The US government is considering whether to approve a gene therapy to prevent the degradation of cells in the retina (shown here in an image from a scanning electron microscope). Credit: P. Motta/Dept. of Anatomy/University “La Sapienza”, Rome/SPL

Advisers to the US Food and Drug Administration (FDA) have paved the way for the agency’s first approval of a gene therapy to treat a disease caused by a genetic mutation.

On 12 October, a panel of external experts unanimously voted that the benefits of the therapy, which treats a form of hereditary blindness, outweigh its risks. The FDA is not required to follow the guidance of its advisers, but it often does. A final decision on the treatment, called voretigene neparvovec (Luxturna), is expected by 12 January.

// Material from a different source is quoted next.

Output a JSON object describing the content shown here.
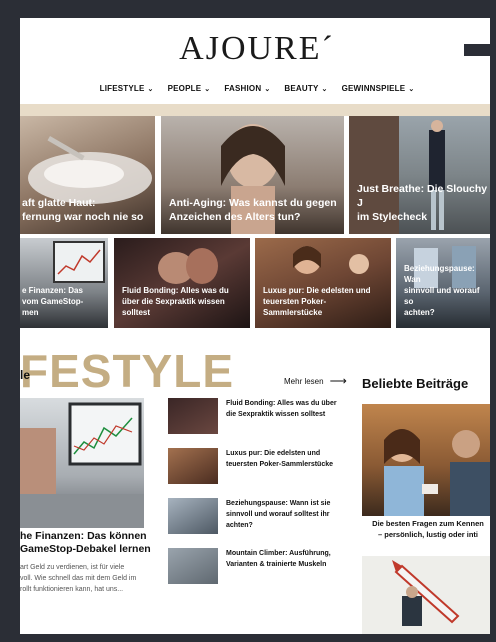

An approval in the lucrative US drug market would be a validation that gene-therapy researchers have awaited for decades. “It’s the first of its kind,” says geneticist Mark Kay of Stanford University in California, of the treatment. “Things are beginning to look more promising for gene therapy.”

Gene replacement

Luxturna is made by Spark Therapeutics of Philadelphia, Pennsylvania, and is designed to treat individuals who have two mutated copies of a gene called RPE65. The mutations impair the eye’s ability to respond to light, and ultimately lead to the destruction of photoreceptors in the retina.

The treatment consists of a virus loaded with a normal copy of the RPE65 gene. The virus is injected into the eye, where the gene is expressed and supplies a normal copy of the RPE65 protein.

In a randomized controlled trial that enrolled 31 people, Spark showed that, on average, patients who received the treatment improved their ability to navigate a special obstacle course1. This improvement was sustained for the full year during which the company gathered data. The control group, however, showed no improvement overall. This was enough to convince the FDA advisory committee that the benefits of the therapy outweigh the risks.

Long road

That endorsement is an important vote of confidence for a field that has struggled over the past 20 years. In the early 1990s, gene therapy was red hot, says David Williams, chief scientific officer at Boston Children’s Hospital in Massachusetts. “You couldn’t keep young people out of the field,” he says. “Everyone wanted in.” Then came the death of a young patient enrolled in a gene-therapy clinical trial, and the realization that a gene therapy used to treat children with an immune disorder could cause leukaemia.

Investors backed away from gene therapy, and some academics grew scornful of it. Although European regulators approved one such therapy in 2012, for a condition that causes severe pancreatitis, many doubted that it worked. (The company that makes it has announced that it will not renew its licence to market the drug when it expires on 25 October.) “You’re too smart to work in this field,” a colleague told Kay. “It’s a pseudoscience.”

But some researchers kept plugging away at the problem, improving the vectors that shuttle genes into human cells. Over time, new clinical trials began to show promise, and pharmaceutical companies became more interested in developing treatments for rare genetic diseases. Gradually, investors returned.

Now, demand for gene-therapy vectors is so high that suppliers are oversubscribed, and researchers have to wait between 18 months and 2 years to get some of the reagents that they need for clinical studies, says Williams.

Measured expectations

In the past few years, gene therapies have shown promise in clinical trials for a range of diseases — including haemophilia, sickle cell disease and an immune disorder called Wiskott–Aldrich syndrome. On 4 October, Williams and his colleagues published results of a gene-therapy trial to treat cerebral adrenoleukodystrophy (ALD), a devastating and sometimes fatal disorder that affects the nervous system and adrenal glands2. Disease progression was halted for the roughly 2-year duration of the study in 15 of 17 boys who were treated.

The FDA approved its first gene therapy, a treatment in which immune cells are engineered to combat cancer, on 30 August. Unlike Spark’s therapy, the cancer treatment does not target a specific disease-causing mutation, and is administered to immune cells that are removed from the body, engineered and then reinfused.

That is why researchers say that an FDA approval for voretigene neparvovec would be a landmark. “The general concept of gene therapy is replacing or compensating for a missing gene, and that’s what this does,” says Matthew Porteus, a paediatric haematologist also at Stanford. “People are so excited.”

But Spark’s treatment also highlights the limitations of this generation of gene therapies. Although the treatment seems to improve vision, it is still unclear how long the virus will continue to express the normal RPE65 gene — and thus how long its effects will last. “It isn’t a cure,” says Kay.

Similarly, the cerebral ALD therapy seemed to slow the effects of the disease in the brain, but is not expected to treat symptoms in other parts of the body, which can emerge later in life.

“I think we still need to have major improvements in the technology before we’re going to be able to cure these diseases,” says Kay. “But along the way there may be treatments that help make improvements.”